Vielen Dank an die postenden hier und an die Firma plus.line

Welche URL G.R. von der Titanium Web Ltd., P.O.BOx 875, Road Town, Tortola, +284128449459** jetzt benützt? Ich weiß es nicht...


----------



## Aka-Aka (23 September 2004)

In welcher Beziehung steht eigentlich die Firma ngf.at aus der Rattenfängerstadt Hameln, die mir in den letzten Tagen immer wieder begegnet, zu einem gewissen Herrn MD von der Firma "Net Pay GmbH"?


			
				handelsregister.sueddeutsche.de schrieb:
			
		

> Neueintragung 01.04.2004, Net Pay GmbH, Schwanthaler Str. *, München,
> HRB 151910
> ...
> Gegenstand des Unternehmens: Betrieb einer Werbeagentur und Erbringung von Internet-Dienstleistungen aller Art. Stammkapital: 25.000,00 EUR.
> ...


googlen nach dieser Firma führt nämlich zu den AGBs der Firma, diese befinden sich auf einer www.net-pay.in**
Das Öffnen dieser Seite bietet einem jedes Mal neue Seiten an, die unterschiedlichen Leuten gehören (laut Impressum).

als ich das erste Mal dort war, war es eine starhacker (stardialer, ngf.at), dann mal eine mp3-seite, oder sms-hacker-Seite, allerlei und bunt gemischt.
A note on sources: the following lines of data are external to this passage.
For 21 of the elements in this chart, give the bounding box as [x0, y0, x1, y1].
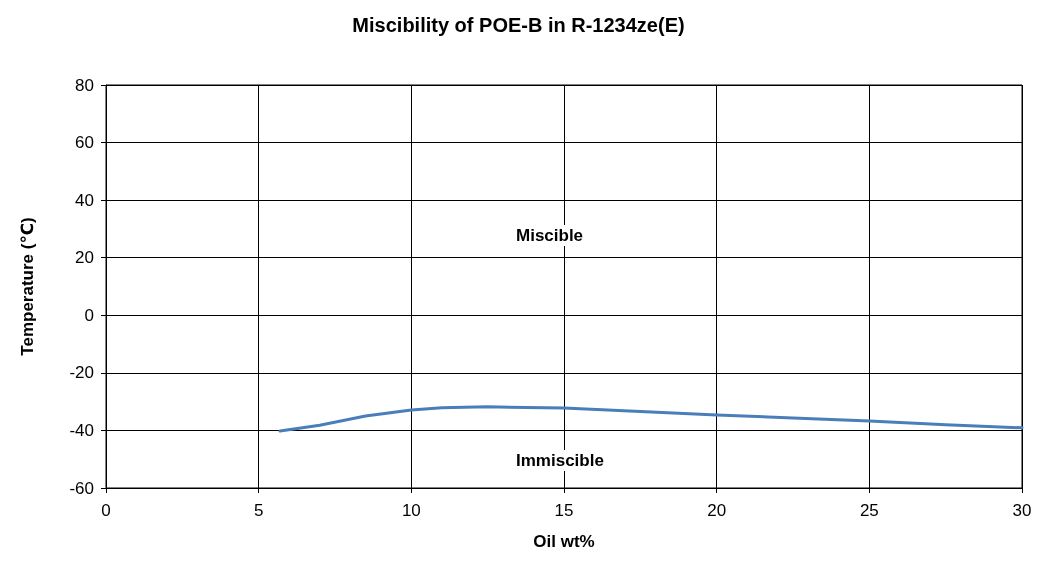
x-tick-label: 25	[859, 501, 879, 520]
y-tick-label: 80	[75, 75, 94, 95]
x-tick-label: 10	[401, 501, 421, 520]
annotation: Miscible	[516, 226, 584, 245]
x-axis-title: Oil wt%	[533, 532, 595, 551]
y-tick-label: -60	[69, 478, 94, 498]
y-axis-title: Temperature (℃)	[18, 217, 37, 356]
x-tick-label: 30	[1012, 501, 1032, 520]
y-tick-label: -20	[69, 363, 94, 383]
x-tick-label: 20	[707, 501, 727, 520]
y-tick-label: 60	[75, 133, 94, 153]
y-tick-label: 20	[75, 248, 94, 268]
annotation: Immiscible	[516, 451, 604, 470]
y-tick-label: 40	[75, 190, 94, 210]
line-series	[278, 405, 1024, 433]
y-tick-label: 0	[84, 305, 94, 325]
x-tick-label: 15	[554, 501, 574, 520]
x-tick-label: 0	[101, 501, 111, 520]
x-tick-label: 5	[253, 501, 264, 520]
chart-title: Miscibility of POE-B in R-1234ze(E)	[352, 14, 685, 36]
y-tick-label: -40	[69, 420, 94, 440]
Man wird zu allerlei SEiten geschickt, wobei meistens "net-pay.in**" in der Adressleiste bleibt. In der Statusleiste huschen die seltsamsten domains vorbei, bis hin zu "cracked-dialer".

Eingetragen ist diese Zauberseite auf den Inhaber der Firma net-pay, Herrn M.D.

Na, dachte der Chaostheoretiker, sind wir mal kreativ... Und ich fand eine weitere Firma, die nennt sich "net-billing", gleicher GF,   HRB 151728  AG München, M.D., Schwanthaler Str. *, München

und? net-billing.in** ist fast ebenso lustig.
Mal landet man auf Pornoseiten mit 'nem stardialer, dann wieder eine Foto-Clipart-Seite (stardialer), dann Suchmaschinenwelt (Questnetdialer -1530 / Global Netcom), usw. usf.

What the hell is that? Das Tor zur Hölle? und was hat das evtl. mit dieser Tortolafirma vom iload-Teil zu tun? Und wie viele solcher Sachen gibt es noch da draussen? Und wie finde ich in diesem ganzen Schlamassel eine Seite, die zufällig den Gewinn der Multimedia-Multimilliardäre um ein paar Promille reduziert?

P.S.: Ich habe inzwischen reichlich Filmmaterial gesammelt, was einem so alles passiert dort, aber Verstärkung ist willkommen.


----------



## Anonymous (27 Dezember 2004)

*iload*

also das mit iload scheint ja irgendwie n nest zu sein...
weil als ich eben online ging suchte der sich auch diese seite von iload...

schon recht merkwürdig...


----------



## Aka-Aka (27 Dezember 2004)

*Re: iload*



			
				pho3nix schrieb:
			
		

> also das mit iload scheint ja irgendwie n nest zu sein...
> weil als ich eben online ging suchte der sich auch diese seite von iload...
> schon recht merkwürdig...


Hä? Iload soll wieder da sein? Besorg Dir mal "hijack this"
http://www.spywareinfo.com/~merijn/
und schick die Teufelchen zum Teufel...
Wo das nur wieder her kommt... Die "alte" iload wurde jedenfalls vom provider plusline recht zeitnah abgeschaltet, schon im September...
Ob ein Zusammenhang mit den schillernden Figuren besteht, die an der iload-Geschichte vom September beteiligt waren, weiß ich nicht. 
Nachtrag: vor du mit hijack was löschst, schreib bitte genau mit, was da steht...

P.S.: ich habe mal einen link ins linkforum gestellt... Kann sich das jemand ankucken???


----------